La Corte Suprema falló por 6 votos contra 3 que el Ejecutivo excedió su autoridad al fijar y modificar aranceles globales amparándose en la Ley de Poderes Económicos de Emergencia Internacional (IEEPA, por sus siglas en inglés), al recordar que la potestad tributaria corresponde al Congreso. El dictamen fue redactado por el presidente del tribunal, John Roberts.
En la misma jornada, Trump firmó una orden ejecutiva para dejar sin efecto los gravámenes anulados por el fallo y emitió una proclamación para imponer un nuevo arancel temporal del 10% sobre la mayoría de los bienes importados durante 150 días, según informó la Casa Blanca.
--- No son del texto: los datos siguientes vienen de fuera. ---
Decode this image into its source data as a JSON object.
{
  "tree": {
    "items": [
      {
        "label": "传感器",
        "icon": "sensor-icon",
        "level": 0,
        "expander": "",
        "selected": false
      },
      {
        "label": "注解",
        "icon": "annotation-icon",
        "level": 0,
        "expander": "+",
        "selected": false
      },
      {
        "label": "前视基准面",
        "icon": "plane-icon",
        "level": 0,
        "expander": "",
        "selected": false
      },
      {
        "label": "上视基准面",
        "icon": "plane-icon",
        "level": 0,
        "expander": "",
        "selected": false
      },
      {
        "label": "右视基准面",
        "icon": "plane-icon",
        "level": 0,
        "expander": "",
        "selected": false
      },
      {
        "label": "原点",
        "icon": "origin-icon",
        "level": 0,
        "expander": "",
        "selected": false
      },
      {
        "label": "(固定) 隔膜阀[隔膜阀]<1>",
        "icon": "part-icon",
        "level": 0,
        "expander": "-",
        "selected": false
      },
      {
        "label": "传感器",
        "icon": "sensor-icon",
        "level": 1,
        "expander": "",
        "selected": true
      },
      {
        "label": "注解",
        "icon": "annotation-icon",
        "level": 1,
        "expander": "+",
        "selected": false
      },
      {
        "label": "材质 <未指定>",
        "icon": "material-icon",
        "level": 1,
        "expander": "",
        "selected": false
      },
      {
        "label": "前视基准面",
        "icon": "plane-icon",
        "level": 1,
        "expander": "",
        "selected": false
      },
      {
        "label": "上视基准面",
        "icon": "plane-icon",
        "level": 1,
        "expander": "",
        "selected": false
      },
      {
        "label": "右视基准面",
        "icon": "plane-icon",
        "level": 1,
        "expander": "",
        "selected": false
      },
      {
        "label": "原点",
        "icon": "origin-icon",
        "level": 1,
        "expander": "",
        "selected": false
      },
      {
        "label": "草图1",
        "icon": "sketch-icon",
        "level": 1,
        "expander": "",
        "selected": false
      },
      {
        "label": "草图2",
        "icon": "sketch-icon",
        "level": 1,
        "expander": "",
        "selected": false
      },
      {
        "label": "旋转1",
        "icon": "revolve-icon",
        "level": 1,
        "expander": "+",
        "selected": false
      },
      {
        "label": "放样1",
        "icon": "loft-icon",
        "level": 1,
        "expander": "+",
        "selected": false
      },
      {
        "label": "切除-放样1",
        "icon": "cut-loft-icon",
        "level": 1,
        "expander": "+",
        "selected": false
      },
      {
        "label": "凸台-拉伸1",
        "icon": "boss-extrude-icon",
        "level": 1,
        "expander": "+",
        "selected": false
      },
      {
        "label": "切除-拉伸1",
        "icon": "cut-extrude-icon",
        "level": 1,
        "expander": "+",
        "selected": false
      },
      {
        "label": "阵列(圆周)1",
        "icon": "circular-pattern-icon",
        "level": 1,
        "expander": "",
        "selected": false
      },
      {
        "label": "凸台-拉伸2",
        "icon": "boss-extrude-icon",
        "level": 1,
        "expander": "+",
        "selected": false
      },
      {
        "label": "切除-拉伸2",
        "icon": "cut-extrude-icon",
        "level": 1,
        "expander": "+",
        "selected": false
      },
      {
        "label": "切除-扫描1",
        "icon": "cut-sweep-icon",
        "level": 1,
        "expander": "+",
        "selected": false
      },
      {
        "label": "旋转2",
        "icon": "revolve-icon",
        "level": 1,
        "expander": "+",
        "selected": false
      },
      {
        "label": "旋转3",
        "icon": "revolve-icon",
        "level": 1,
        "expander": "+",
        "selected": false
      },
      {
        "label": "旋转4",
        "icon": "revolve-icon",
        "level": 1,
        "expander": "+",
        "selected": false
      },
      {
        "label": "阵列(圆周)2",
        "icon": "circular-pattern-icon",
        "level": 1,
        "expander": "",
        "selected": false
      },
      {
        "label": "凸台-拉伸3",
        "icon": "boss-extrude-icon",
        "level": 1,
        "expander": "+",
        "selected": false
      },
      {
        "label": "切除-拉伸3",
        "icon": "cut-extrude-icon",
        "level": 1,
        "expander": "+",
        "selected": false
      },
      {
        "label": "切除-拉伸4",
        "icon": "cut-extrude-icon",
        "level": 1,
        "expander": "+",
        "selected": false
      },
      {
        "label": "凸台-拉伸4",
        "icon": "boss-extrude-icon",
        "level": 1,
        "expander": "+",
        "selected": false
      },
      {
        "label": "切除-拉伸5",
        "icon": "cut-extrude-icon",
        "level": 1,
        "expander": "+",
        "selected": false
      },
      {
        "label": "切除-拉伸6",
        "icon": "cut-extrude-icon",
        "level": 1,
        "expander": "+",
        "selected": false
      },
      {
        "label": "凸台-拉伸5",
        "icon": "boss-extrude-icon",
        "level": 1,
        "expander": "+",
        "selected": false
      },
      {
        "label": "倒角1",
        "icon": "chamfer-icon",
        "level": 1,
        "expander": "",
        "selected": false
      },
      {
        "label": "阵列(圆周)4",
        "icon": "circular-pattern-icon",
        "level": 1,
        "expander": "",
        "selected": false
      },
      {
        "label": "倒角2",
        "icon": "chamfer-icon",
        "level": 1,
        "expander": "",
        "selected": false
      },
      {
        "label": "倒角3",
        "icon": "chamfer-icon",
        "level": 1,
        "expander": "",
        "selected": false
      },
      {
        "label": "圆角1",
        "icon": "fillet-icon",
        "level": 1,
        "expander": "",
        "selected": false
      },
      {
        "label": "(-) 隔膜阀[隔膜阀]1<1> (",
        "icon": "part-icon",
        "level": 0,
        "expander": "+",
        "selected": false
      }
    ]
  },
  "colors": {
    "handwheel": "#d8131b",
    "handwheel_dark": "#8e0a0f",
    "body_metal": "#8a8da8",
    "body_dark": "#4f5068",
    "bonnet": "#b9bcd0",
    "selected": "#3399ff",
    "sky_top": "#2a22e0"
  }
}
El plan contempla exenciones para algunos rubros, incluidos minerales críticos, metales y productos energéticos.
La medida se apoya en la llamada “Sección 122” de la Ley de Comercio de 1974, una vía que permite aplicar recargos de importación de forma limitada en el tiempo y el nivel, y que —según Reuters— no había sido utilizada antes por un presidente.
El texto legal establece que, ante “problemas fundamentales” de balanza de pagos, el presidente puede proclamar por hasta 150 días un recargo temporal de importación de hasta 15%, con cualquier extensión sujeta a una ley del Congreso.
El fallo también abrió interrogantes sobre los acuerdos comerciales negociados bajo la amenaza de aranceles elevados y sobre el destino de los ingresos ya recaudados: Reuters situó en US$ 175.000 millones lo cobrado a importadores estadounidenses en el marco del esquema cuestionado por la Corte.
Desde el oficialismo, el vicepresidente JD Vance criticó la decisión en X y la calificó de “ilegalidad” por parte del tribunal, al sostener que dificultará “proteger” industrias y cadenas de suministro.
Mientras la administración explora otras herramientas —más lentas y procedimentales— para reconstruir parte de su arquitectura arancelaria, el episodio reintrodujo incertidumbre para empresas y consumidores en un contexto en el que la política comercial se ha convertido en uno de los ejes de la agenda interna y externa de Trump.